We Don't Need to "Make The Most of Summer"
What if we stopped optimizing our time off because we didn't need to?
I am writing today’s post as much for me as for you.
All this year, I’ve been focused on one particular day: July 1st. The day my book is due. I’ve spent months feeling sad that the deadline would mean I’d be locked in my office during all of May and June — arguably the most beautiful months of the year where I live — but I vowed I’d make up for it in July and August. I would have the most epic late summer imaginable. I would do nothing but read fiction and eat tacos.
At first, this plan — or was it a fantasy? — was fun. It was full of hope and excitement. But as I edged closer to my deadline, the plan became tinged with angst. What if the rest of my summer wasn’t as fun as I’d hoped? What if I actually felt sad, rather than happy, turning my book in? What if I felt bored, rather than elated, having less to do? What if I actually needed to work to pay the bills?
What if I didn’t make the most of my July and August after all?
One of the problems with our culture is that we work so hard for so long, stuffing our wants and needs under our desk chairs and minivans, and then we hope and expect the world of our time off — which, yes, sometimes is totally amazing. But not always. Sometimes, our time off doesn’t make up for everything we’ve sacrificed leading up to it. Sometimes it doesn’t deliver in the way we desperately needed it to. And then we find ourselves back in the daily grind, feeling frustrated and unfulfilled…. and pin our hopes on the next time we can escape the lives we lead. I’m in the middle of Miranda July’s fantastic book All Fours, and she describes it as “a system of grit, grit grit … then release.”
As parents, we often bear these hopes and expectations on behalf of our kids as well. They want the most epic summer vacation imaginable, too, perhaps because they have been overscheduled and overworked during the school year. We, perhaps feeling guilty, want to deliver it. More pressure (and guilt) on us. My 13-year-old was sad yesterday because I was too busy to take him to the movies.
Then there is the pressure to reject the entire notion of enjoying time off. Maybe, instead, we should just keep grinding and push ahead of those other people who are taking time off. Exactly three hours after my kids got out of school for the summer, I received this PR email:
I wanted to reach out to see if you would be interested in discussing how elite students spend their summer vacation and tips to ensure your child is making the most of their time off?
I don’t think our kids’ zeal for learning should stop in June. I think it should be, as it should be for all of us, year-long and lifelong. But I also don’t want my kids’ summer vacation to be another means to an end. I do not want them to believe that it’s yet another experience to optimize and yet another opportunity for failure. It’s bad enough that at such a young age, they already so desperately need time to wind down and relax.
Yet this is about a lot more than just summer vacation, isn’t it? It’s really about what we value and prioritize. I’ve been thinking a lot about this recently. And I wonder: perhaps we should all think more about the implications of pinning so much on escape.

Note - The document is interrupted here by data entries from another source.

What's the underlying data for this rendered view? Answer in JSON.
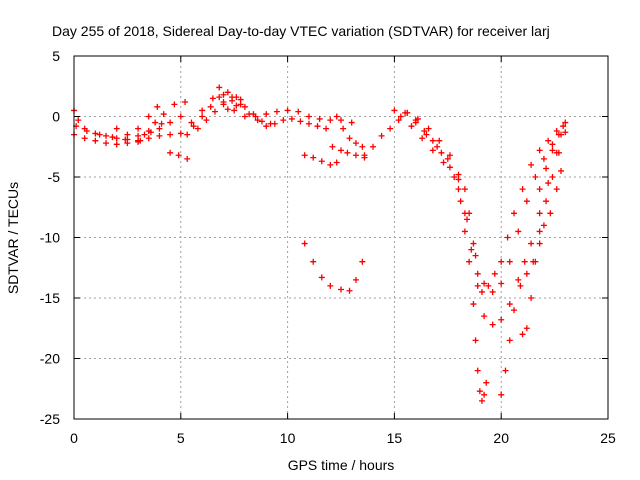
{
  "chart_data": {
    "type": "scatter",
    "title": "Day 255 of 2018, Sidereal Day-to-day VTEC variation (SDTVAR) for receiver larj",
    "xlabel": "GPS time / hours",
    "ylabel": "SDTVAR / TECUs",
    "xlim": [
      0,
      25
    ],
    "ylim": [
      -25,
      5
    ],
    "xticks": [
      0,
      5,
      10,
      15,
      20,
      25
    ],
    "yticks": [
      5,
      0,
      -5,
      -10,
      -15,
      -20,
      -25
    ],
    "grid": true,
    "marker": "plus",
    "color": "#ff0000",
    "series": [
      {
        "points": [
          [
            0.0,
            0.5
          ],
          [
            0.2,
            -0.3
          ],
          [
            0.5,
            -1.0
          ],
          [
            1.0,
            -1.4
          ],
          [
            1.5,
            -1.6
          ],
          [
            2.0,
            -1.8
          ],
          [
            2.5,
            -1.9
          ],
          [
            3.0,
            -1.6
          ],
          [
            3.5,
            -1.2
          ],
          [
            4.0,
            -1.0
          ],
          [
            4.5,
            -0.5
          ],
          [
            5.0,
            0.0
          ],
          [
            0.0,
            -1.5
          ],
          [
            0.5,
            -1.8
          ],
          [
            1.0,
            -2.0
          ],
          [
            1.5,
            -2.2
          ],
          [
            2.0,
            -2.3
          ],
          [
            2.5,
            -2.2
          ],
          [
            3.0,
            -2.0
          ],
          [
            3.5,
            -1.8
          ],
          [
            4.0,
            -1.6
          ],
          [
            4.5,
            -1.5
          ],
          [
            5.0,
            -1.4
          ],
          [
            0.1,
            -0.8
          ],
          [
            0.6,
            -1.2
          ],
          [
            1.2,
            -1.5
          ],
          [
            1.8,
            -1.7
          ],
          [
            2.4,
            -1.9
          ],
          [
            3.0,
            -2.1
          ],
          [
            3.3,
            -1.5
          ],
          [
            3.8,
            -0.5
          ],
          [
            4.2,
            0.2
          ],
          [
            4.7,
            1.0
          ],
          [
            5.2,
            1.2
          ],
          [
            2.0,
            -1.0
          ],
          [
            2.5,
            -1.5
          ],
          [
            3.0,
            -1.0
          ],
          [
            3.5,
            0.0
          ],
          [
            3.9,
            0.8
          ],
          [
            3.1,
            -2.0
          ],
          [
            3.6,
            -1.3
          ],
          [
            4.1,
            -0.6
          ],
          [
            4.5,
            -3.0
          ],
          [
            4.9,
            -3.2
          ],
          [
            5.3,
            -3.5
          ],
          [
            5.3,
            -1.5
          ],
          [
            5.6,
            -0.8
          ],
          [
            6.0,
            0.0
          ],
          [
            6.4,
            0.8
          ],
          [
            6.8,
            1.6
          ],
          [
            7.2,
            2.0
          ],
          [
            7.6,
            1.6
          ],
          [
            8.0,
            0.8
          ],
          [
            8.4,
            0.2
          ],
          [
            8.8,
            -0.4
          ],
          [
            9.2,
            -0.6
          ],
          [
            5.5,
            -0.5
          ],
          [
            6.0,
            0.5
          ],
          [
            6.5,
            1.5
          ],
          [
            6.8,
            2.4
          ],
          [
            7.0,
            1.8
          ],
          [
            7.5,
            0.5
          ],
          [
            8.0,
            0.0
          ],
          [
            8.5,
            0.0
          ],
          [
            9.0,
            0.2
          ],
          [
            9.5,
            0.4
          ],
          [
            10.0,
            0.5
          ],
          [
            10.5,
            0.4
          ],
          [
            11.0,
            0.0
          ],
          [
            11.5,
            -0.2
          ],
          [
            12.0,
            -0.3
          ],
          [
            12.5,
            -0.3
          ],
          [
            13.0,
            -0.5
          ],
          [
            5.8,
            -1.0
          ],
          [
            6.2,
            -0.3
          ],
          [
            6.6,
            0.4
          ],
          [
            7.0,
            1.0
          ],
          [
            7.4,
            1.3
          ],
          [
            7.8,
            1.0
          ],
          [
            8.2,
            0.2
          ],
          [
            8.6,
            -0.3
          ],
          [
            9.0,
            -0.8
          ],
          [
            9.4,
            -0.6
          ],
          [
            9.8,
            -0.3
          ],
          [
            10.2,
            -0.2
          ],
          [
            10.6,
            -0.4
          ],
          [
            11.0,
            -0.6
          ],
          [
            11.4,
            -0.8
          ],
          [
            11.8,
            -1.0
          ],
          [
            7.0,
            1.2
          ],
          [
            7.2,
            0.6
          ],
          [
            7.4,
            1.6
          ],
          [
            7.6,
            0.9
          ],
          [
            7.8,
            1.4
          ],
          [
            10.8,
            -3.2
          ],
          [
            11.2,
            -3.4
          ],
          [
            11.6,
            -3.7
          ],
          [
            12.0,
            -4.0
          ],
          [
            12.3,
            -3.8
          ],
          [
            12.1,
            -2.5
          ],
          [
            12.5,
            -2.8
          ],
          [
            12.8,
            -3.0
          ],
          [
            13.2,
            -3.2
          ],
          [
            13.6,
            -3.4
          ],
          [
            12.3,
            0.0
          ],
          [
            12.6,
            -1.0
          ],
          [
            12.9,
            -1.8
          ],
          [
            13.2,
            -2.2
          ],
          [
            13.5,
            -2.5
          ],
          [
            10.8,
            -10.5
          ],
          [
            11.2,
            -12.0
          ],
          [
            11.6,
            -13.3
          ],
          [
            12.0,
            -14.0
          ],
          [
            12.5,
            -14.3
          ],
          [
            12.9,
            -14.4
          ],
          [
            13.2,
            -13.5
          ],
          [
            13.5,
            -12.0
          ],
          [
            13.6,
            -3.2
          ],
          [
            14.0,
            -2.5
          ],
          [
            14.4,
            -1.6
          ],
          [
            14.8,
            -1.0
          ],
          [
            15.2,
            -0.3
          ],
          [
            15.6,
            0.3
          ],
          [
            15.0,
            0.5
          ],
          [
            15.5,
            0.3
          ],
          [
            16.0,
            -0.5
          ],
          [
            16.5,
            -1.5
          ],
          [
            17.0,
            -2.5
          ],
          [
            17.5,
            -3.5
          ],
          [
            18.0,
            -4.8
          ],
          [
            18.3,
            -6.0
          ],
          [
            18.5,
            -8.0
          ],
          [
            18.7,
            -10.5
          ],
          [
            18.9,
            -13.0
          ],
          [
            19.1,
            -14.5
          ],
          [
            19.4,
            -14.0
          ],
          [
            19.7,
            -13.0
          ],
          [
            20.0,
            -12.0
          ],
          [
            20.3,
            -10.0
          ],
          [
            20.6,
            -8.0
          ],
          [
            21.0,
            -6.0
          ],
          [
            21.4,
            -4.0
          ],
          [
            21.8,
            -2.8
          ],
          [
            22.2,
            -2.0
          ],
          [
            22.6,
            -1.2
          ],
          [
            22.9,
            -0.8
          ],
          [
            15.3,
            0.0
          ],
          [
            15.8,
            -0.8
          ],
          [
            16.3,
            -1.8
          ],
          [
            16.8,
            -2.8
          ],
          [
            17.3,
            -3.8
          ],
          [
            17.8,
            -5.0
          ],
          [
            18.1,
            -7.0
          ],
          [
            18.3,
            -9.5
          ],
          [
            18.5,
            -12.0
          ],
          [
            18.7,
            -15.5
          ],
          [
            18.8,
            -18.5
          ],
          [
            18.9,
            -21.0
          ],
          [
            19.0,
            -22.7
          ],
          [
            19.1,
            -23.5
          ],
          [
            19.2,
            -23.0
          ],
          [
            19.3,
            -22.0
          ],
          [
            15.6,
            0.3
          ],
          [
            16.1,
            -0.2
          ],
          [
            16.6,
            -1.0
          ],
          [
            17.1,
            -2.0
          ],
          [
            17.6,
            -3.2
          ],
          [
            18.0,
            -5.2
          ],
          [
            18.3,
            -8.0
          ],
          [
            18.6,
            -11.0
          ],
          [
            18.9,
            -14.0
          ],
          [
            19.2,
            -16.5
          ],
          [
            19.6,
            -17.2
          ],
          [
            20.0,
            -16.8
          ],
          [
            20.4,
            -15.5
          ],
          [
            20.8,
            -13.5
          ],
          [
            21.1,
            -12.0
          ],
          [
            21.4,
            -10.5
          ],
          [
            21.8,
            -8.0
          ],
          [
            22.2,
            -5.5
          ],
          [
            22.6,
            -3.0
          ],
          [
            23.0,
            -1.3
          ],
          [
            16.0,
            -0.3
          ],
          [
            16.4,
            -1.2
          ],
          [
            16.8,
            -2.0
          ],
          [
            17.2,
            -3.0
          ],
          [
            17.6,
            -4.2
          ],
          [
            18.0,
            -6.0
          ],
          [
            18.4,
            -8.5
          ],
          [
            18.8,
            -11.5
          ],
          [
            19.2,
            -13.8
          ],
          [
            19.6,
            -14.5
          ],
          [
            20.0,
            -13.8
          ],
          [
            20.4,
            -12.0
          ],
          [
            20.8,
            -9.5
          ],
          [
            21.2,
            -7.0
          ],
          [
            21.6,
            -5.0
          ],
          [
            22.0,
            -3.5
          ],
          [
            22.4,
            -2.3
          ],
          [
            22.8,
            -1.5
          ],
          [
            20.0,
            -23.0
          ],
          [
            20.2,
            -21.0
          ],
          [
            20.4,
            -18.5
          ],
          [
            20.6,
            -16.0
          ],
          [
            20.9,
            -14.0
          ],
          [
            21.2,
            -13.0
          ],
          [
            21.5,
            -12.0
          ],
          [
            21.8,
            -10.5
          ],
          [
            22.0,
            -9.0
          ],
          [
            22.3,
            -8.0
          ],
          [
            22.6,
            -6.0
          ],
          [
            22.8,
            -4.5
          ],
          [
            21.0,
            -18.0
          ],
          [
            21.2,
            -17.5
          ],
          [
            21.4,
            -15.0
          ],
          [
            21.6,
            -12.0
          ],
          [
            21.8,
            -9.5
          ],
          [
            22.1,
            -7.0
          ],
          [
            22.4,
            -5.0
          ],
          [
            22.7,
            -3.0
          ],
          [
            21.8,
            -6.0
          ],
          [
            22.1,
            -4.3
          ],
          [
            22.4,
            -2.8
          ],
          [
            22.7,
            -1.5
          ],
          [
            23.0,
            -0.5
          ]
        ]
      }
    ]
  }
}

Rather than obsessing over what we can do to make our summer the most epic (or productive) one imaginable, maybe we should ask ourselves whether we can build lives that make us feel satisfied all year around. Not “optimized” lives, but lives in which there is balance. Can we — and our kids — lead lives in which joy pops up regularly, rather than only during short planned intervals? Lives that we are thrilled to lead, rather than thrilled to escape? Can we find a way to make our “time on” less of a dramatic contrast to our ”time off”? And if so, how?
These aren’t easy questions, and they certainly don’t have easy answers. But I suspect it may help if we and our kids start to listen more deeply to our wants and needs, question whether all the things we do that we don’t love are truly necessary, and find ways to weave the things we do love into the fabric of our lives.
What are your thoughts? Share in the comments!
I think about this ALL THE TIME. As in, what would it be like to live a life you didn't so desperately need a break from (or escape from) in the first place? There was recently a NYT article talking about how after coming back from vacation, it can actually exacerbate burnout because you realize how depleted you had been. Burnout in the workplace, parenting space, and most other places seems really really really high (as in I feel like I don't know anyone who doesn't seem constantly stressed, parent and non-parent alike).
I once read that burnout doesn't happen just because you have too much work. It also happens when the amount of work you have exceeds your capacity to care about it. I think in work and in life, we have a lot of obligations that can be draining and aren't going away, so if we don't also have things that bring us some regular joy and give us some energy, it's easy to get ground down.
I regularly try to do energy audits for myself. I ask questions like "Does this activity give me energy or drain me? Does this person give me energy or drain me?" Again sometimes we HAVE to do the draining things, but it's then important to find energy giving things to fill that deficit. It's also helpful to ask "Do I actually HAVE to do this thing I find incredibly draining? If so, is there a way I can get some help?"
I think the increased cost of everything also exacerbates this feeling. The trip to a mid-level all inclusive resort had a lot less riding on it when it didn't cost the equivalent of a used car. For today's prices it had damn well better solve all my problems!